Screen Album, Summer Edition 1940
Doerfler, Dillon, Langham, Lombard—that’s Gable’s true life story in four words—four women. Three of these women are bitter. One terribly happy. Three were stepping stones. The fourth—a goal…Franz Doerfler was playing stock in Portland when 22-year-old Billy (Clark’s real name) joined her troupe. “Billy was a terribly nervous boy,” says Franz. “The sweat broke out all over his face when he had to memorize lines.” When the company broke up, Billy and Franz, penniless, dug clams for food. Billy had nothing to offer Franz but his loneliness. Franz stuck…But when things began to look up, when Billy had given a successful song recital at the Hotel Portland, he realized overnight he didn’t care for her anymore.

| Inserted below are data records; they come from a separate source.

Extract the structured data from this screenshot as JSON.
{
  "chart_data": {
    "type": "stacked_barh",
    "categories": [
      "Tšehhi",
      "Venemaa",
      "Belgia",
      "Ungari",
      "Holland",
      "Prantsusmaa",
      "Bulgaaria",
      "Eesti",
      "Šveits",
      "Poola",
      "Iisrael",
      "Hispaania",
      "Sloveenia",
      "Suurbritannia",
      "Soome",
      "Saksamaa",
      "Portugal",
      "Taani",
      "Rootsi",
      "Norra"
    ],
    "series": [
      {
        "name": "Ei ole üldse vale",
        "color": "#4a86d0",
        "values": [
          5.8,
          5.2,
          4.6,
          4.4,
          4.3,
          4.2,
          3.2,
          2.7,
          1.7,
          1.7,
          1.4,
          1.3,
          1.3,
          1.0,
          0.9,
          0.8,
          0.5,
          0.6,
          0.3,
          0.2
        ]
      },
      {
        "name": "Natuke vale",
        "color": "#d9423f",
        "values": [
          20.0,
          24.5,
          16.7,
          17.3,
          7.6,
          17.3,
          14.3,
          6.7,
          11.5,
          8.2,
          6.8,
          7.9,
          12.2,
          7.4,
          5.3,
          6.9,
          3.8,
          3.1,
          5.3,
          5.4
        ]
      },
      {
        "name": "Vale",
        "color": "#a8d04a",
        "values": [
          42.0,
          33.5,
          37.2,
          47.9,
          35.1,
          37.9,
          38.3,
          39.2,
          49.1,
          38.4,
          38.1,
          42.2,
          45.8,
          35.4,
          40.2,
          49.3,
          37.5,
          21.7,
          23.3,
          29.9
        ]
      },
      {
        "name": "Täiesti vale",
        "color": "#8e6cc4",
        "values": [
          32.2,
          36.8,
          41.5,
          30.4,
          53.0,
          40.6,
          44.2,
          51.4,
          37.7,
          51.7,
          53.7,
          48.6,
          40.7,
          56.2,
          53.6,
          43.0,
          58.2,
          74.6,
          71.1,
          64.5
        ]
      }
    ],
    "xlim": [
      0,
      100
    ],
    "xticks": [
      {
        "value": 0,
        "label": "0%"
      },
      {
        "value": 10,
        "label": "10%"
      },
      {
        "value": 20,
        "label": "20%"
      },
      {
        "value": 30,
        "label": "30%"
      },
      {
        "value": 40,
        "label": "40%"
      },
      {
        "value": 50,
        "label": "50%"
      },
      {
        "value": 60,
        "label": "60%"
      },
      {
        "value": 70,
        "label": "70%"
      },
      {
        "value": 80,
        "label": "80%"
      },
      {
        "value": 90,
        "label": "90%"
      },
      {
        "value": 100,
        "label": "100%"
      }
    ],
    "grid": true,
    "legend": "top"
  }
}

He had met Josephine Dillon, dramatic coach. They married. He was 24—she 34. For seven years Billy traveled with his teacher-wife, learning to act learning to be Clark Gable…Then he met Ria Langham, Kentucky widow, eleven years older than himself, mother of two children. About Clark’s second marriage, Josephine made this simple, declarative statement: “Clark is a double Dutchman. He left me because Ria had more money!”…Lionel Barrymore, then directing for MGM, gave Clark a screen-test. Since then, Clark has had no money worries…He left Ria in ’35, after four years of marriage.
It was in ’36 that Carole Lombard first piqued Clark’s interest by having herself carried to one of Jock Whitney’s parties in a stretcher. Theirs was a Hollywood romance—in gag time. When Ria finally have Clark his divorce, they married. Ironically, moneyed Ria was awarded a $286,000 property settlement…The Lombard-Gable merger looks permanent. Each of Clark’s first loves had what he needed at the time. Now he needs fun, and Carole’s full of it. What’s more, she hunts and knows farming from sweet peas to manure…Considering Clark’s seven-year contract for $250,000 a year, their $16,000 living expenses are modest. A cook, a butler and maid run a house whose most interesting feature is a bathtub-bar combination. Clark can afford to be good-natured nowadays, and he is. A kid held up the Gable home one morning. Clark disarmed the boy, then refused to press charges. He and Carole got a rich laugh out of the desperado’s having slept the night in Clark’s garage, guarded by Clark’s “fierce” watch-dog…A minister in Clark’s home state, Ohio, once offered up a prayer for his reformation. Carole Lombard has reformed him—into a happy guy…And nights, when memories of his women haunt him, he can always say, “Shucks, weren’t they loved by Gable?”